The irony of increasingly sophisticated military apparatuses in South Asia together with continued poverty of the majority of the people and a huge debt burden has been given a devastating dimension in the case of India and Pakistan: This is the danger of war arising out of the long standing Kashmir dispute. The prospect of war of course has added horror in view of the fact that each country now has nuclear weapons capability.

It can be argued that continued increases in military expenditure are unsustainable both in terms of the added burden on the poor, as well as in terms of escalating tensions leading to a nuclear holocaust. As the largest country in the region it may be worth its while for India to adopt a long term perspective towards the Kashmir issue. If India were to take the initiative in resolving the Kashmir issue according to the wishes of the people of Kashmir it would constitute the best investment in the long term security of India and of the region. Such a gesture by India would change the perceptions of its smaller neighbours that it seeks hegemony in the region. It would thereby establish a lasting basis of durable peace defined by the equality of sovereign states seeking cooperation rather than conflict in the fulfillment of their national aspirations. Equally important would be the peace dividend that India and Pakistan could reap following a resolution of the Kashmir issue in terms of redirecting a large proportion of their existing military expenditure for the prosperity of their people.

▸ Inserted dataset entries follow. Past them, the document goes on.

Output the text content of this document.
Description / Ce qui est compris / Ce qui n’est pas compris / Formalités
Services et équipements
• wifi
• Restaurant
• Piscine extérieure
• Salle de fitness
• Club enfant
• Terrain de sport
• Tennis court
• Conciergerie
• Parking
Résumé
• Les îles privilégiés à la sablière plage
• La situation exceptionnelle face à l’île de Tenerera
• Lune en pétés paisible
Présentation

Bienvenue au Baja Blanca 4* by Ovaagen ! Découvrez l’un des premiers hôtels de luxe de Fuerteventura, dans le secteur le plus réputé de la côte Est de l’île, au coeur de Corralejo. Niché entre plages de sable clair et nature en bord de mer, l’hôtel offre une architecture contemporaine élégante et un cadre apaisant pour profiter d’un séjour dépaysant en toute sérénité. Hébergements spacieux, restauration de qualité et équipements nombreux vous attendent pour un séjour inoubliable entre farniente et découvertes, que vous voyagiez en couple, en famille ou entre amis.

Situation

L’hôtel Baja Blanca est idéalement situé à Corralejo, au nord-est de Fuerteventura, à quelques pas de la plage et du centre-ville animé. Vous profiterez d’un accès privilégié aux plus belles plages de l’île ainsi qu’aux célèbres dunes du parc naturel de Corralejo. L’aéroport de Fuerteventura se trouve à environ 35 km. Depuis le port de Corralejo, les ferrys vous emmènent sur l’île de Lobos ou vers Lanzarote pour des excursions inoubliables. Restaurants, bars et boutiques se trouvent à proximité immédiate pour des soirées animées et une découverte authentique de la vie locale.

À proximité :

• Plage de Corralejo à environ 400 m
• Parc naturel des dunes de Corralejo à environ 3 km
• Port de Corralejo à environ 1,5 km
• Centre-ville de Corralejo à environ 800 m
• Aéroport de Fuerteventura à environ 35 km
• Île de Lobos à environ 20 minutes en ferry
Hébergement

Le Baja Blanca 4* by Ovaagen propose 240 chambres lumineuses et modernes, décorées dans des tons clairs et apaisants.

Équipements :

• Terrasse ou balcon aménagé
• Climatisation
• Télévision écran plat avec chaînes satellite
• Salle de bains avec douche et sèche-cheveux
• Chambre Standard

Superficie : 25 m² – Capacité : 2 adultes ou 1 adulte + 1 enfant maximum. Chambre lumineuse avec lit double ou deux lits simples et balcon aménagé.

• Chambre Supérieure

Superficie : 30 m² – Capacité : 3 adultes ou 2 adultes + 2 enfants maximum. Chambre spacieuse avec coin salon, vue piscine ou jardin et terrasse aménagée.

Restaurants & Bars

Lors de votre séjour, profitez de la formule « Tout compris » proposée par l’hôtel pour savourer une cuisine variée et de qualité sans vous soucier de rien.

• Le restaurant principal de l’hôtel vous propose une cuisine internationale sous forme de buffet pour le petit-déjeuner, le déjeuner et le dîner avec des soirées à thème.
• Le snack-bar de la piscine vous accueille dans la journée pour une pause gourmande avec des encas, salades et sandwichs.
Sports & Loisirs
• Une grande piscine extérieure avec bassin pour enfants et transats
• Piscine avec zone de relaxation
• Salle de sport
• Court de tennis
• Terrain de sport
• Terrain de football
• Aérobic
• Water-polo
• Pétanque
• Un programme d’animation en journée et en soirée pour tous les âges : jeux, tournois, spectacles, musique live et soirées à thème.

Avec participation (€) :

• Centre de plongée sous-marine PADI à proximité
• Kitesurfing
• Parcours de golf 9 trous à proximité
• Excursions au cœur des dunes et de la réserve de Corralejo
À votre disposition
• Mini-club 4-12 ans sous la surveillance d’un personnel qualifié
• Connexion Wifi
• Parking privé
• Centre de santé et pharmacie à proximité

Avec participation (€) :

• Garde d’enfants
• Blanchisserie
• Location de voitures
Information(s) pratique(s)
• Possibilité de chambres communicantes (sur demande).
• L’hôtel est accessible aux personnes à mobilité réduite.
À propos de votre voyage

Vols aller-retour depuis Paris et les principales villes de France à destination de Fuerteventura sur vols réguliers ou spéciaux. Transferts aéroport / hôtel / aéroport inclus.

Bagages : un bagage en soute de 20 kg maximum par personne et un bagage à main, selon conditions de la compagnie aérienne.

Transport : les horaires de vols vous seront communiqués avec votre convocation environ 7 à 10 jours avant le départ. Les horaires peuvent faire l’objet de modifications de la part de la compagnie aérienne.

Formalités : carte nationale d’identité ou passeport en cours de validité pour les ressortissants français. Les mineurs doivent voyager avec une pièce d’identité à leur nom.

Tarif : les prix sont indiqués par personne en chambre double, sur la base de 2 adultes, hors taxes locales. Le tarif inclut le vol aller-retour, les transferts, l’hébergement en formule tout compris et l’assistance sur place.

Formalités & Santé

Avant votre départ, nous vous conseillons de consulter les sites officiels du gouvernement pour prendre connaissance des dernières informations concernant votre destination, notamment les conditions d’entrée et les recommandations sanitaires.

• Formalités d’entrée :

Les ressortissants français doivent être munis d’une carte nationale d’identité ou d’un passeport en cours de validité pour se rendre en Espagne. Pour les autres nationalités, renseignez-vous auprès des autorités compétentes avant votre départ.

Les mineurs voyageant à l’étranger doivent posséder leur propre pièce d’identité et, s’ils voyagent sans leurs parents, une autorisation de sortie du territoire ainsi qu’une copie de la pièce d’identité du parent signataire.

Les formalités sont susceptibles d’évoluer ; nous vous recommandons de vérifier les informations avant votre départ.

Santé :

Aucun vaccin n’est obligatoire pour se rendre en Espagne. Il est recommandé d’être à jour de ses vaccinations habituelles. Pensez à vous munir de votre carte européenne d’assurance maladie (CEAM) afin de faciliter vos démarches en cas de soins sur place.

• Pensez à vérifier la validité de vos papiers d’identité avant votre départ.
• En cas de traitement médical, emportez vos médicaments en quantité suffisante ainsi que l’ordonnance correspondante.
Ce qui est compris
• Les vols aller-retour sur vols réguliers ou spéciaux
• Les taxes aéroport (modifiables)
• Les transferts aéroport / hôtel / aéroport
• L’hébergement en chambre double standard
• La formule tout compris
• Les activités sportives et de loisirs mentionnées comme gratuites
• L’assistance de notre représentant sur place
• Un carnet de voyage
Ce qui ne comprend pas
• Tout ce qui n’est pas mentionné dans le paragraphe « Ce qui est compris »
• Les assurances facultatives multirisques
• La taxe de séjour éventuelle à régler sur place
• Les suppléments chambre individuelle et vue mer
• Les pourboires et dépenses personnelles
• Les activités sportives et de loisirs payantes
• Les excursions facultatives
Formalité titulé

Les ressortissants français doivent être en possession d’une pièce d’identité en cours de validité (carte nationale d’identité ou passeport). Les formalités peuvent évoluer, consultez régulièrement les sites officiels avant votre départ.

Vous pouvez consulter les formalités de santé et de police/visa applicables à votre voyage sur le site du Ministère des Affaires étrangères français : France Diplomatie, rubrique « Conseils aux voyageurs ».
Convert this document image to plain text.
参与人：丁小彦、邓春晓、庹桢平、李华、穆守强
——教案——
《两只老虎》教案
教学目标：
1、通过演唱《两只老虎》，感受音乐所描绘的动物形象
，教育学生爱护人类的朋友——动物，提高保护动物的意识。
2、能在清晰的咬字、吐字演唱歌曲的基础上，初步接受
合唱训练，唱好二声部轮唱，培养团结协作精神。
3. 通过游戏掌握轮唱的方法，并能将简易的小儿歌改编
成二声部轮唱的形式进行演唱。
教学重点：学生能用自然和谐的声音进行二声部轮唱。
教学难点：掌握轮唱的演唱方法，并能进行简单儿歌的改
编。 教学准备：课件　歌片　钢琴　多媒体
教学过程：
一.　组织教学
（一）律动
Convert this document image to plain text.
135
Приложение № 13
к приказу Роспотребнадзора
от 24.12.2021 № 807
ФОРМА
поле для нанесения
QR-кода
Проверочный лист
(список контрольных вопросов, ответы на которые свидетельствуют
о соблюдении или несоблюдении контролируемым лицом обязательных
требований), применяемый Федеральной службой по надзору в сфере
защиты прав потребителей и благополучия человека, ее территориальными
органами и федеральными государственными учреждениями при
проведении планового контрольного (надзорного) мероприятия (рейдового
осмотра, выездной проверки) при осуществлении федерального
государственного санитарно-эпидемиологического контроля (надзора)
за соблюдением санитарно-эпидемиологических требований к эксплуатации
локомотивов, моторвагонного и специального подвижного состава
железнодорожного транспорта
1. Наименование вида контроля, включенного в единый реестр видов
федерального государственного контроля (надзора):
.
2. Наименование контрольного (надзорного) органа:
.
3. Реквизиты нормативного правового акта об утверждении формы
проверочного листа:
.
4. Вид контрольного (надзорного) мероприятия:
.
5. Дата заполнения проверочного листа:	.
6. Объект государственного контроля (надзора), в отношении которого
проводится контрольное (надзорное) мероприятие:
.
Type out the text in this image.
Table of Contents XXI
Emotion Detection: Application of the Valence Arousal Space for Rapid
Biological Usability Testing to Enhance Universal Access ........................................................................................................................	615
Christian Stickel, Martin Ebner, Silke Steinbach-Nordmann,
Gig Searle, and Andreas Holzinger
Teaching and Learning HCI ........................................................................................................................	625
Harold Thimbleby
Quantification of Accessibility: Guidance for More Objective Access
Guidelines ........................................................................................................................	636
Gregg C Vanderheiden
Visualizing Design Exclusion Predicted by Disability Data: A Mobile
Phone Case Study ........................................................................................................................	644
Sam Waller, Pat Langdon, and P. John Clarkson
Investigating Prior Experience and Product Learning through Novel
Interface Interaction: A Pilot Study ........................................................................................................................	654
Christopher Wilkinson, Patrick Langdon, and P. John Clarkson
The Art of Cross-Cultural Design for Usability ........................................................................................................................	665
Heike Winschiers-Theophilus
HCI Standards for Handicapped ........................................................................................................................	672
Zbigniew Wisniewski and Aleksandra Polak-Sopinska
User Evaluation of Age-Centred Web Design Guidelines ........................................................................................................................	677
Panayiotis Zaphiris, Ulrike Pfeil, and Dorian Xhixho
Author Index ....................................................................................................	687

Rising military expenditure induced largely by tensions emanating from the Kashmir issue, does not increase in net terms the security of the respective states. This is simply because an increase in military expenditure by one country leads to a similar response by the other. While national security may not necessarily be enhanced by an arms race it is clearly endangered by the intensification of domestic poverty that results from it and increased social polarization associated with the perpetuation of poverty. To-day, as the armies of the two countries though disengaged, are still ready to pounce on each other, it is clear that war will have no victors. It may be time therefore to think of the imperatives of durable peace and sustainable development.

As we now look towards the future, an urgent need is felt today, for a new approach to development. A perspective within which people in their diverse locations can live in peace and acquire control over the decisions that affect their immediate existence; in which the autonomy of communities and states can be sought from the tentacles of an international financial system that is serving as a conduit for transferring real resources of the fragile resource base of the poor; a perspective within which production and economic growth is conducted to sustain life rather than serving to undermine it. In short, the question is, can we achieve a sustainable relationship between man, nature and growth?

The pursuit of such questions requires the people and governments of India and Pakistan respectively to re-experience the well springs of their own humanity. The challenge is to start a peace process that is predicated not on a myopic perception of state power but the vision of actualizing the tremendous human potential of the citizens of the two countries.